While my initial reaction was dystopian horror that we're losing our humanity, I feel slightly different after sitting with it for a while.
Ask yourself, how effective was all that effort really? Did any humans actually read and internalize what was written? Or did it just rot in the company wiki? Were we actually communicating effectively with our peers, or just spending lots of time on trying to? Let's not retcon our way to believing the pre-AI days were golden. So much tribal knowledge has been lost, NOT because no one documented it but because no one bothered to read it. Now at least the AI reads it.
So in a sense, we are more forgiving of ourselves more than anything.
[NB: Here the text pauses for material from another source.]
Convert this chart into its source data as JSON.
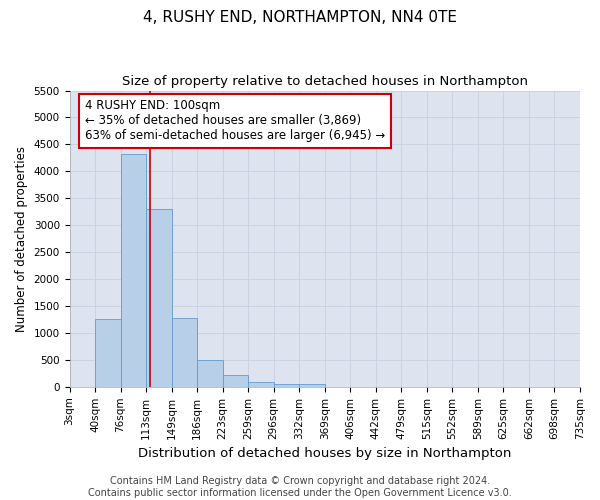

in fact, in my domain, that's almost always the case. LLM's rarely get it right. Getting something done that would take me a day, takes a day with an LLM, only now I don't fully understand what was written, so no real value add, just loss.
It sure can be nice for solved problems and boilerplate tho.
It's worth noting that much of the frustration stems from expectations.
I don't expect an AI to learn and "update their weights"..
I do however expect colleagues to learn at a specific rate. A rate that I a believe should meet or exceed my company's standards for, uh, human intelligence.
At least personally this was obvious to me years before AI was around. Whenever we had clear data that came to an obvious conclusion, I found that it didn't matter if _I_ said the conclusion, regardless of if the data was included. I got a lot more leeway by simply presenting the data to represent my conclusion and let my boss come to it.
In the first situation the conclusion was now _my_ opinion and everyone's feelings got involved. In the second the magic conch(usually a spreadsheet) said the opinion so no feelings were triggered.
[citation needed]
This entire article is just meaningless vibes of one guy who sells AI stuff.
Bruh either had help, or he's the most trite writer ever.